O crescimento do Produto Interno Bruto (PIB) no segundo trimestre deste ano surpreendeu a esmagadora maioria dos analistas, que previa um resultado perto de 0,2% ou 0,3%. A variação foi de 0,9% (!). Surpreendeu também por ter vindo após um excepcional crescimento de 1,8% no primeiro trimestre, resultado de um também excepcional avanço do setor do agronegócio, que chegou a 21,6% (!) num único trimestre.
Entretanto, digo que não convenceu pois, mesmo celebrando esses números, o que precisamos fazer de fato é olhar à frente, e não pelo retrovisor do que está perto. Quanto ao passado mais longínquo, insisto novamente que ele mostra que a economia brasileira está em crise desde a década de 1980, quando sua taxa de crescimento despencou. Desde então, salvo pequenos períodos excepcionais, permanece em estagnação, que meu dicionário diz ser um período de crescimento abaixo do potencial. Quanto a isso, também insisto em que, com uma boa arrumada, nossa economia poderia crescer bem mais do que nesse passado.
Vejamos alguns do resultado do PIB do segundo trimestre que mostram fragilidade. O que faz uma economia crescer e gerar mais empregos é a sua taxa de investimento, ou seja, qual parte do PIB foi destinada a ampliar investimentos em formação de capital, ampliando empreendimentos existentes e/ou gerando novos. Ela caiu de 18,3%, no primeiro trimestre de 2022, para 17,2% no mesmo período de 2023, e em qualquer caso está muito longe de uma taxa mais próxima de 25% do PIB, que seria necessário manter, sem oscilações negativas, para uma expansão sustentável do PIB a taxas mais satisfatórias e permanentes em termos de crescimento.
Nesse contexto, mais uma notícia ruim veio à tona e foi expressa no título de reportagem da Folha de S.Paulo no dia 4/9: Mais escolarizados caem na informalidade e veem renda desabar, o que está ligado à fragilidade do crescimento em sua demanda de mão de obra.
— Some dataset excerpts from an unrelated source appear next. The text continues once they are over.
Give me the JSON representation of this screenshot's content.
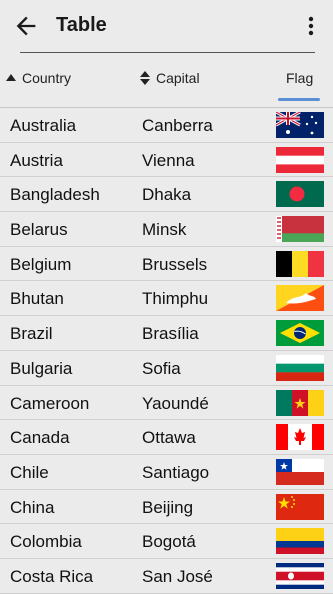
{
  "app_bar": {
    "title": "Table"
  },
  "table": {
    "headers": {
      "country": "Country",
      "capital": "Capital",
      "flag": "Flag"
    },
    "rows": [
      {
        "country": "Australia",
        "capital": "Canberra",
        "flag_icon": "australia-flag"
      },
      {
        "country": "Austria",
        "capital": "Vienna",
        "flag_icon": "austria-flag"
      },
      {
        "country": "Bangladesh",
        "capital": "Dhaka",
        "flag_icon": "bangladesh-flag"
      },
      {
        "country": "Belarus",
        "capital": "Minsk",
        "flag_icon": "belarus-flag"
      },
      {
        "country": "Belgium",
        "capital": "Brussels",
        "flag_icon": "belgium-flag"
      },
      {
        "country": "Bhutan",
        "capital": "Thimphu",
        "flag_icon": "bhutan-flag"
      },
      {
        "country": "Brazil",
        "capital": "Brasília",
        "flag_icon": "brazil-flag"
      },
      {
        "country": "Bulgaria",
        "capital": "Sofia",
        "flag_icon": "bulgaria-flag"
      },
      {
        "country": "Cameroon",
        "capital": "Yaoundé",
        "flag_icon": "cameroon-flag"
      },
      {
        "country": "Canada",
        "capital": "Ottawa",
        "flag_icon": "canada-flag"
      },
      {
        "country": "Chile",
        "capital": "Santiago",
        "flag_icon": "chile-flag"
      },
      {
        "country": "China",
        "capital": "Beijing",
        "flag_icon": "china-flag"
      },
      {
        "country": "Colombia",
        "capital": "Bogotá",
        "flag_icon": "colombia-flag"
      },
      {
        "country": "Costa Rica",
        "capital": "San José",
        "flag_icon": "costa-rica-flag"
      }
    ]
  }
}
Fala-se muito em investir em educação, mas é preciso também ampliar essa demanda para os mais educados, o que não virá sem mais investimentos e crescimento econômico mais forte.
Também neste contexto dos investimentos, uma questão fundamental é que os do setor público caíram fortemente no período 1980-2022. Um gráfico desse investimento público como proporção do PIB, elaborado pelo Observatório de Política Fiscal do Instituto Brasileiro de Economia da Fundação Getúlio Vargas (Ibre/FGV) cobrindo o período 1947-2022, apresenta uma linha que lembra um V invertido, pois mostra inicialmente uma tendência de aumento, passando de 2,98% do PIB em 1947 até alcançar 10,58% (!) em 1978, de onde vai caindo noutra tendência, com pequenas interrupções, para valores próximos de apenas 2,4% nos últimos seis anos. Vale lembrar que a década de 1970 foi marcada por enormes obras públicas, como a Ponte Rio-Niterói e a Hidrelétrica de Itaipu, cujo tamanho as colocou entre as maiores internacionalmente – e hoje não se vê aqui nada comparável a elas.
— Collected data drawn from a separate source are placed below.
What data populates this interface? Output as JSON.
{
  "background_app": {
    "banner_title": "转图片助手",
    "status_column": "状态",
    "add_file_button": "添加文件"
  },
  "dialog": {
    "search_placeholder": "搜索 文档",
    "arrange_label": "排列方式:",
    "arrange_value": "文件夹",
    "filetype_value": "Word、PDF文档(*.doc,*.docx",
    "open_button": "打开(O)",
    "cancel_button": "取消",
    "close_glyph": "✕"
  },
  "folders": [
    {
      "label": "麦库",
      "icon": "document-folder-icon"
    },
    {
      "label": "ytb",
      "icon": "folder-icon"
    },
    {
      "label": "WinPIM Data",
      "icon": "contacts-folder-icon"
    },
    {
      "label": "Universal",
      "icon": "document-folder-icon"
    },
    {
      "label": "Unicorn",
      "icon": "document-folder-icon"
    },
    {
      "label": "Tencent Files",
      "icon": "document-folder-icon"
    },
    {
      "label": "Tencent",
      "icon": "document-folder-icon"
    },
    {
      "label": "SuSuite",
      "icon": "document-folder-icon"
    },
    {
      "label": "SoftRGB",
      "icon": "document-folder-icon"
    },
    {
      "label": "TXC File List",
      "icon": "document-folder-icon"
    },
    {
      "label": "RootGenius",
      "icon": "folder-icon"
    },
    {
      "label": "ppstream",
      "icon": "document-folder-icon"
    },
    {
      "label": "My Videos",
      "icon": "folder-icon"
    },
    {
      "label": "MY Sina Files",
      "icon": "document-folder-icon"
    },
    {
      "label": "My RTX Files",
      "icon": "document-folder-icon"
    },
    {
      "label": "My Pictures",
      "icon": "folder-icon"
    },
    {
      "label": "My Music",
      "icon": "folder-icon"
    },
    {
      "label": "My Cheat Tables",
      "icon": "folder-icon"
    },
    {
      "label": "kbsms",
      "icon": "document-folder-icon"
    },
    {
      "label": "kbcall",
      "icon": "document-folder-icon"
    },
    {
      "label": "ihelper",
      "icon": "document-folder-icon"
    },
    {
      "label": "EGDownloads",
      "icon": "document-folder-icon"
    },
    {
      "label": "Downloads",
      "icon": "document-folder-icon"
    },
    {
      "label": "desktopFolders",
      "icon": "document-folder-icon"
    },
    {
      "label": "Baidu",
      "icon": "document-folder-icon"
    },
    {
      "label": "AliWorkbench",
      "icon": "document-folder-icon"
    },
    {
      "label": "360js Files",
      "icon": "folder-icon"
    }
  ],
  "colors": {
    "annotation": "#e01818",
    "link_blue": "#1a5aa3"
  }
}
Para elevar os investimentos públicos, os governos deveriam cortar outras despesas a fim de ampliá-los, mas grassa entre os nossos políticos, liderados pelo presidente Lula, a visão de que “gasto é vida”, frase atribuída à ex-presidente Dilma Rousseff, que deixou o PIB do País num grande buraco. Esta linha exigirá uma reforma administrativa, e estranhamente a ideia veio do presidente da Câmara, Arthur Lira. Seria importante que o Executivo seriamente levasse essa ideia à frente, mas seu forte são sabidamente a expansão de gastos e o aumento de impostos. Com este último, retira recursos do setor privado, que investe mais do que ele, o que é também um condicionante estrutural da escassez dos investimentos públicos e de seu impacto negativo sobre o crescimento econômico.
Investimentos são também inibidos pelas altas taxas de juros que predominam no Brasil e, no momento, também estão pressionadas pelo alto valor da taxa básica, a Selic, hoje em 13,25% ao ano. A decisão de reduzi-la foi adotada na reunião passada do Comitê de Política Monetária (Copom) do Banco Central, mas sua queda paulatina será feita à razão de 0,5% a cada reunião – isso se não for interrompida pelo viés conservador do Copom.
Olhando para o exterior, o quadro também não é encorajador. De olho na inflação, países ricos continuam ampliando suas taxas básicas e a economia da China está em desaceleração, o que poderá prejudicar as exportações brasileiras de minério de ferro, com o qual aquele país produz aço, particularmente o utilizado pelo setor de construção habitacional, que está com sua própria crise marcada por um excesso de habitações vazias. Neste caso da China, que envolve a questão mais geral do comércio exterior, o Brasil também precisa focar nos seus próprios males, pois suas exportações industriais não conseguem avançar tecnologicamente rumo a produtos mais sofisticados e capazes de concorrer com a produção de outros países. É preciso reduzir a dependência da velha política de substituição de importações mediante produção interna para avançar na direção da substituição de exportações pouco competitivas.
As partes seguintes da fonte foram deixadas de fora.